Thursday, May 10, 2018

OpenWRT on a Ubiquiti EdgeRouterX - Part II

So in Part I, I built the source from scratch and generated an image that I could load onto a Ubiquiti EdgeRouterX device.

This worked - in the sense that I was able to boot that image and get a functional and working OpenWRT (LEDE) image.

The router handed me an IP address like it should have. The router was passing my packets out to the web and back, performing its SNAT functions like a good little router should.

The problems started when I tried to use the package manager.

The first problem I ran into using the package manager was the fact that the urls in the feeds.conf file were not resolving. They were all using openwrt.git.org.
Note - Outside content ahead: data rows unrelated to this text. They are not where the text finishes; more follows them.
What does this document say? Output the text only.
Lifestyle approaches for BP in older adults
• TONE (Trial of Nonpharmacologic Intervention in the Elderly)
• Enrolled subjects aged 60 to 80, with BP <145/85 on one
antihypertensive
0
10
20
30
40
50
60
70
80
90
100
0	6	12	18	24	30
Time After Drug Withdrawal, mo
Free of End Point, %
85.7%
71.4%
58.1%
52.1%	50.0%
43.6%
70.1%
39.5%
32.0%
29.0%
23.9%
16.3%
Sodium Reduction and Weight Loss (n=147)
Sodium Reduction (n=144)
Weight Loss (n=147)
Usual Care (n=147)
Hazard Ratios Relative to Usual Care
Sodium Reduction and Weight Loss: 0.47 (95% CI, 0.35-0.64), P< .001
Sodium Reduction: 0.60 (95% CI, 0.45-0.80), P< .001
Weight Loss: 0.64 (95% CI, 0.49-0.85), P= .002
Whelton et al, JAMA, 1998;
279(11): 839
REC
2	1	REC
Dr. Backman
This may have been because the git sites for openwrt were down (temporarily). I fixed these urls by looking out on the web for the actual github urls, and commenting out the git.org sites and using the github sites instead.

Once I fixed this issue, I noticed that I kept getting an error from the opkg utility about having zero bytes in the overlay file system.

In looking, I did not have an /overlay file system. I had a directory off the root directory called /overlay.

In doing a google search on this issue I found a number of forum posts but when you clicked them, they links timed out.

Clearly, something went wrong when I built the image.

I typed the mount command, and saw a / mounted on a rootfs file system. I saw a tmpfs on /tmp. But no overlay. I didn't really understand the overlay file system anyway, so I was in trouble there. I knew enough to believe I might be able to manually mount this file system on a device, but I didn't see the device and things looked quite intimidating.

I began to realize that I was quite screwed. I had a router that I could not administratively update or manage because the file system was not "correct". I considered paper clipping (hard reset) the router, but I wasn't sure what that would do since I had replaced the original flash image from Ubiquiti with the one from OpenWRT. It seemed risky to do that.

I finally found a page that allowed me to take a more sensible risk. I found a page that had hardware / firmware images, and I decided to "upgrade" my router with the new image listed on this page. I wasn't sure if that would actually fix the file system layout on the flash or not, and I suspected it wouldn't, but I gave it a try nonetheless.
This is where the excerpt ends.